The Kullback-Leibler Divergence, also known as the relative entropy, of a univariate Normal distribution \(Q\) from a reference univariate Normal distribution \(P\) is defined as,
\begin{equation}
\large
D_{KL}(P \parallel Q) =
\frac{(\mu_P - \mu_Q)^2}{2\sigma_Q^2} +
\frac{1}{2}\bigg( \frac{\sigma_P}{\sigma_Q} - \ln\big(\frac{\sigma_P}{\sigma_Q}\big) - 1 \bigg) ~,
\end{equation}
where \(\mu\) and \(\sigma\) represent the respective standard deviations of the Normal distributions.
- Parameters
-
[in] | meanDiffSq | : The input scalar or array of the same shape as other array-like arguments of the same type kind as the output kld , representing the difference-squared of the mean parameters of the two Normal distributions ( \((P, Q)\)).
(optional, default = 0. , that is, the two distributions have the same mean.) |
[in] | varP | : The input scalar or array of the same shape as other array-like arguments, of the same type and kind as the output kld representing the variance of the reference Normal distribution \(P\).
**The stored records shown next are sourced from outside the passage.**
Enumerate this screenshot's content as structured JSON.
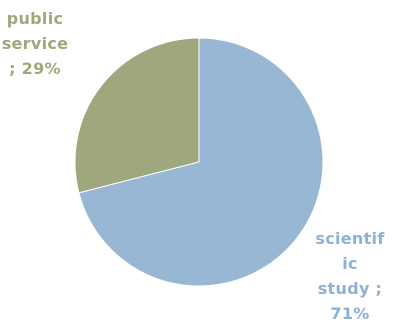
{
  "chart_data": {
    "type": "pie",
    "slices": [
      {
        "label": "public\nservice\n; 29%",
        "value": 29,
        "color": "#9fa77d",
        "label_color": "#9fa77d"
      },
      {
        "label": "scientif\nic\nstudy ;\n71%",
        "value": 71,
        "color": "#98b7d5",
        "label_color": "#8fb0d4"
      }
    ]
  }
}
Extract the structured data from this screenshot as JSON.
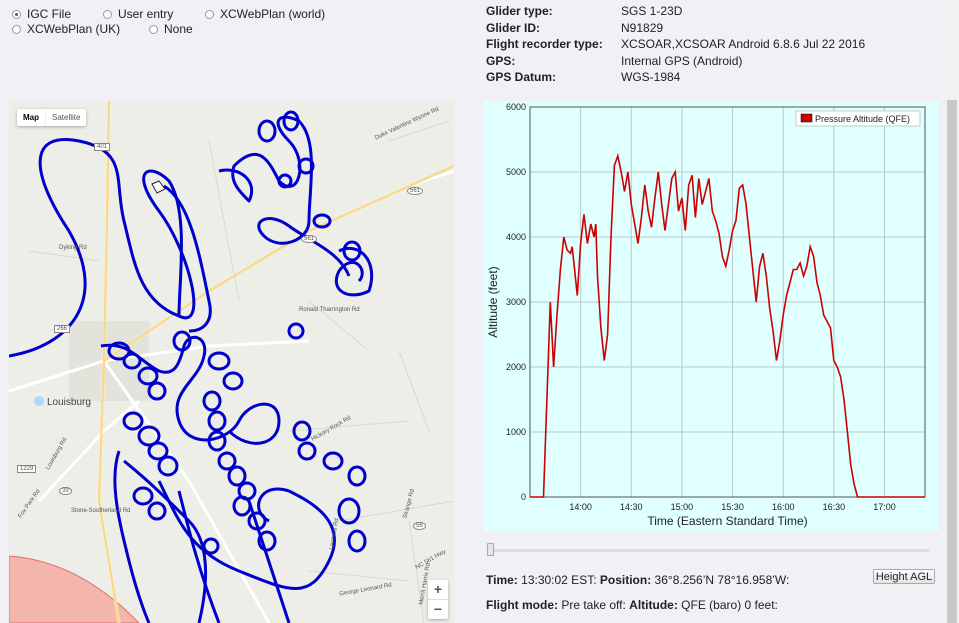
{
  "source_options": [
    {
      "label": "IGC File",
      "selected": true
    },
    {
      "label": "User entry",
      "selected": false
    },
    {
      "label": "XCWebPlan (world)",
      "selected": false
    },
    {
      "label": "XCWebPlan (UK)",
      "selected": false
    },
    {
      "label": "None",
      "selected": false
    }
  ],
  "flight_info": [
    {
      "key": "Glider type:",
      "value": "SGS 1-23D"
    },
    {
      "key": "Glider ID:",
      "value": "N91829"
    },
    {
      "key": "Flight recorder type:",
      "value": "XCSOAR,XCSOAR Android 6.8.6 Jul 22 2016"
    },
    {
      "key": "GPS:",
      "value": "Internal GPS (Android)"
    },
    {
      "key": "GPS Datum:",
      "value": "WGS-1984"
    }
  ],
  "map": {
    "tabs": {
      "map": "Map",
      "satellite": "Satellite"
    },
    "zoom_in": "+",
    "zoom_out": "−",
    "labels": {
      "town": "Louisburg",
      "dyking": "Dyking Rd",
      "duke": "Duke Valentine Wynne Rd",
      "ronald": "Ronald Tharrington Rd",
      "hickory": "Hickory Rock Rd",
      "stone": "Stone-Southerland Rd",
      "george": "George Leonard Rd",
      "louisburg_rd": "Louisburg Rd",
      "strange": "Strange Rd",
      "leonard": "Leonard Rd",
      "nc561": "NC 561 Hwy",
      "merritt": "Merrit Harris Rd",
      "fox": "Fox Park Rd",
      "r401": "401",
      "r561": "561",
      "r561b": "561",
      "r266": "266",
      "r1229": "1229",
      "r39": "39",
      "r56": "56"
    },
    "colors": {
      "track": "#0000cc",
      "water": "#aadaff",
      "restricted": "#f4a7a0"
    }
  },
  "chart_data": {
    "type": "line",
    "xlabel": "Time (Eastern Standard Time)",
    "ylabel": "Altitude (feet)",
    "x_tick_labels": [
      "14:00",
      "14:30",
      "15:00",
      "15:30",
      "16:00",
      "16:30",
      "17:00"
    ],
    "y_tick_labels": [
      "0",
      "1000",
      "2000",
      "3000",
      "4000",
      "5000",
      "6000"
    ],
    "ylim": [
      0,
      6000
    ],
    "grid": true,
    "legend_position": "top-right",
    "background": "#e0ffff",
    "series": [
      {
        "name": "Pressure Altitude (QFE)",
        "color": "#cc0000",
        "x_unit_note": "minutes after 13:00",
        "x": [
          30,
          34,
          38,
          40,
          42,
          44,
          46,
          48,
          50,
          52,
          54,
          55,
          56,
          58,
          60,
          62,
          64,
          66,
          68,
          69,
          70,
          72,
          74,
          76,
          78,
          80,
          82,
          84,
          86,
          88,
          90,
          92,
          94,
          96,
          98,
          100,
          102,
          104,
          106,
          108,
          110,
          112,
          114,
          116,
          118,
          120,
          122,
          124,
          126,
          128,
          130,
          132,
          134,
          136,
          138,
          140,
          142,
          144,
          146,
          148,
          150,
          152,
          154,
          156,
          158,
          160,
          162,
          164,
          166,
          168,
          170,
          172,
          174,
          176,
          178,
          180,
          182,
          184,
          186,
          188,
          190,
          192,
          194,
          196,
          198,
          200,
          202,
          204,
          206,
          208,
          210,
          212,
          214,
          216,
          218,
          220,
          222,
          224,
          226,
          228,
          230,
          232,
          234,
          236,
          238,
          240,
          242,
          244,
          246,
          248,
          250,
          252,
          254,
          256,
          258,
          260,
          262,
          264
        ],
        "y": [
          0,
          0,
          0,
          1500,
          3000,
          2000,
          2800,
          3500,
          4000,
          3800,
          3750,
          3850,
          3600,
          3100,
          3900,
          4350,
          3900,
          4200,
          4000,
          4200,
          3400,
          2600,
          2100,
          2500,
          4000,
          5100,
          5250,
          5000,
          4700,
          5000,
          4500,
          4200,
          3900,
          4300,
          4800,
          4400,
          4150,
          4600,
          5000,
          4500,
          4100,
          4500,
          4900,
          5000,
          4400,
          4600,
          4100,
          4800,
          4950,
          4300,
          4900,
          4500,
          4700,
          4900,
          4400,
          4250,
          4050,
          3700,
          3550,
          3800,
          4100,
          4250,
          4750,
          4800,
          4500,
          4000,
          3500,
          3000,
          3550,
          3750,
          3400,
          2900,
          2550,
          2100,
          2400,
          2800,
          3100,
          3300,
          3500,
          3500,
          3600,
          3400,
          3550,
          3850,
          3700,
          3300,
          3100,
          2800,
          2700,
          2600,
          2100,
          2000,
          1850,
          1500,
          1000,
          500,
          200,
          0,
          0,
          0,
          0,
          0,
          0,
          0,
          0,
          0,
          0,
          0,
          0,
          0,
          0,
          0,
          0,
          0,
          0,
          0,
          0,
          0
        ]
      }
    ]
  },
  "status": {
    "time_label": "Time:",
    "time_value": "13:30:02 EST:",
    "pos_label": "Position:",
    "pos_value": "36°8.256’N 78°16.958’W:",
    "mode_label": "Flight mode:",
    "mode_value": "Pre take off:",
    "alt_label": "Altitude:",
    "alt_value": "QFE (baro) 0 feet:",
    "button": "Height AGL"
  }
}
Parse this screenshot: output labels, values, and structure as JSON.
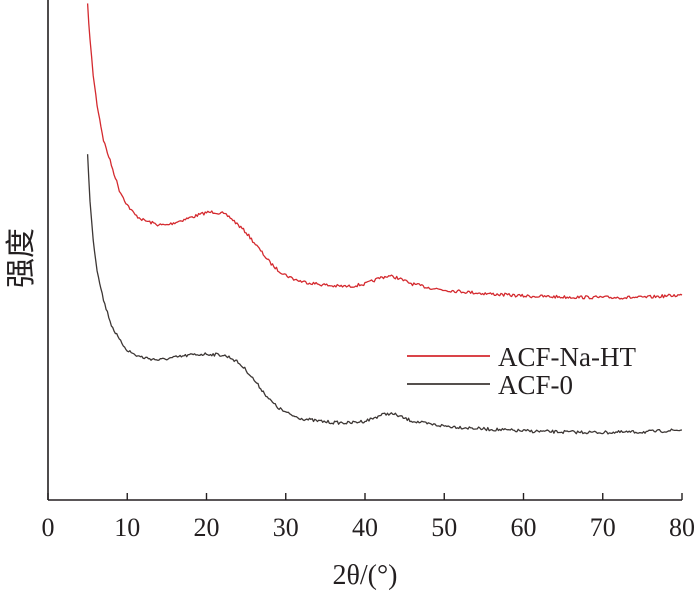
{
  "chart_data": {
    "type": "line",
    "xlabel": "2θ/(°)",
    "ylabel": "强度",
    "xlim": [
      0,
      80
    ],
    "ylim": [
      0,
      1
    ],
    "xticks": [
      "0",
      "10",
      "20",
      "30",
      "40",
      "50",
      "60",
      "70",
      "80"
    ],
    "yticks_shown": false,
    "grid": false,
    "legend_position": "right",
    "series": [
      {
        "name": "ACF-Na-HT",
        "color": "#d42a2f",
        "points": [
          [
            5,
            0.99
          ],
          [
            5.3,
            0.92
          ],
          [
            5.7,
            0.85
          ],
          [
            6.2,
            0.79
          ],
          [
            7,
            0.72
          ],
          [
            8,
            0.67
          ],
          [
            9,
            0.62
          ],
          [
            10,
            0.59
          ],
          [
            11,
            0.57
          ],
          [
            12,
            0.56
          ],
          [
            13,
            0.555
          ],
          [
            14,
            0.55
          ],
          [
            15,
            0.55
          ],
          [
            16,
            0.555
          ],
          [
            17,
            0.56
          ],
          [
            18,
            0.565
          ],
          [
            19,
            0.57
          ],
          [
            20,
            0.575
          ],
          [
            21,
            0.576
          ],
          [
            22,
            0.573
          ],
          [
            23,
            0.565
          ],
          [
            24,
            0.55
          ],
          [
            25,
            0.535
          ],
          [
            26,
            0.515
          ],
          [
            27,
            0.495
          ],
          [
            28,
            0.475
          ],
          [
            29,
            0.46
          ],
          [
            30,
            0.45
          ],
          [
            31,
            0.442
          ],
          [
            32,
            0.437
          ],
          [
            34,
            0.432
          ],
          [
            36,
            0.428
          ],
          [
            38,
            0.427
          ],
          [
            40,
            0.432
          ],
          [
            41,
            0.438
          ],
          [
            42,
            0.445
          ],
          [
            43,
            0.448
          ],
          [
            44,
            0.445
          ],
          [
            45,
            0.438
          ],
          [
            46,
            0.432
          ],
          [
            48,
            0.425
          ],
          [
            50,
            0.42
          ],
          [
            55,
            0.413
          ],
          [
            60,
            0.408
          ],
          [
            65,
            0.406
          ],
          [
            70,
            0.405
          ],
          [
            75,
            0.405
          ],
          [
            80,
            0.41
          ]
        ]
      },
      {
        "name": "ACF-0",
        "color": "#3d3735",
        "points": [
          [
            5,
            0.69
          ],
          [
            5.3,
            0.6
          ],
          [
            5.7,
            0.52
          ],
          [
            6.2,
            0.46
          ],
          [
            7,
            0.4
          ],
          [
            8,
            0.35
          ],
          [
            9,
            0.32
          ],
          [
            10,
            0.3
          ],
          [
            11,
            0.29
          ],
          [
            12,
            0.285
          ],
          [
            14,
            0.28
          ],
          [
            16,
            0.285
          ],
          [
            18,
            0.29
          ],
          [
            20,
            0.292
          ],
          [
            22,
            0.29
          ],
          [
            23,
            0.285
          ],
          [
            24,
            0.275
          ],
          [
            25,
            0.26
          ],
          [
            26,
            0.24
          ],
          [
            27,
            0.22
          ],
          [
            28,
            0.2
          ],
          [
            29,
            0.185
          ],
          [
            30,
            0.175
          ],
          [
            31,
            0.168
          ],
          [
            32,
            0.163
          ],
          [
            34,
            0.158
          ],
          [
            36,
            0.155
          ],
          [
            38,
            0.154
          ],
          [
            40,
            0.158
          ],
          [
            41,
            0.163
          ],
          [
            42,
            0.17
          ],
          [
            43,
            0.173
          ],
          [
            44,
            0.17
          ],
          [
            45,
            0.163
          ],
          [
            46,
            0.158
          ],
          [
            48,
            0.152
          ],
          [
            50,
            0.148
          ],
          [
            55,
            0.142
          ],
          [
            60,
            0.138
          ],
          [
            65,
            0.136
          ],
          [
            70,
            0.135
          ],
          [
            75,
            0.136
          ],
          [
            80,
            0.14
          ]
        ]
      }
    ]
  }
}
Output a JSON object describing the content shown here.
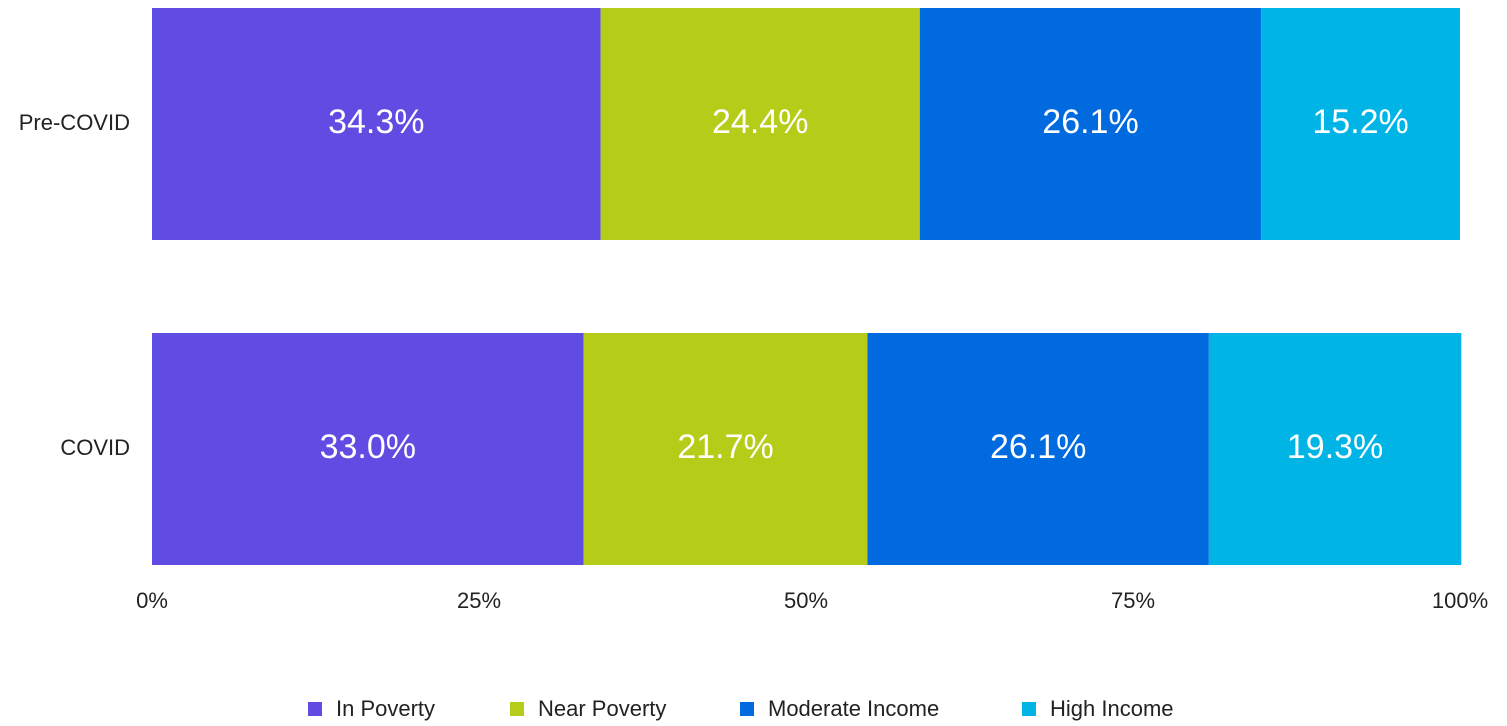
{
  "chart_data": {
    "type": "stacked-barh",
    "categories": [
      "Pre-COVID",
      "COVID"
    ],
    "series": [
      {
        "name": "In Poverty",
        "color": "#604be3",
        "values": [
          34.3,
          33.0
        ],
        "value_labels": [
          "34.3%",
          "33.0%"
        ]
      },
      {
        "name": "Near Poverty",
        "color": "#b5cc18",
        "values": [
          24.4,
          21.7
        ],
        "value_labels": [
          "24.4%",
          "21.7%"
        ]
      },
      {
        "name": "Moderate Income",
        "color": "#006ade",
        "values": [
          26.1,
          26.1
        ],
        "value_labels": [
          "26.1%",
          "26.1%"
        ]
      },
      {
        "name": "High Income",
        "color": "#00b5e6",
        "values": [
          15.2,
          19.3
        ],
        "value_labels": [
          "15.2%",
          "19.3%"
        ]
      }
    ],
    "xlim": [
      0,
      100
    ],
    "xticks": [
      {
        "value": 0,
        "label": "0%"
      },
      {
        "value": 25,
        "label": "25%"
      },
      {
        "value": 50,
        "label": "50%"
      },
      {
        "value": 75,
        "label": "75%"
      },
      {
        "value": 100,
        "label": "100%"
      }
    ],
    "legend": "bottom"
  }
}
(optional, default = 1. , it must be present if and only if varQ is also present.) |
[in] | varQ | : The input scalar or array of the same shape as other array-like arguments, of the same type and kind as meanDiffSq representing the variance of the target Normal distribution \(Q\).
(optional, default = 1. , it must be present if and only if varP is also present.) |
- Returns
kld
: The input scalar or array of the same shape as input array-like arguments, of,
-
type
real
of kind any supported by the processor (e.g., RK, RK32, RK64, or RK128),
representing the Kullback-Leibler divergence of the target distribution with respect to the reference.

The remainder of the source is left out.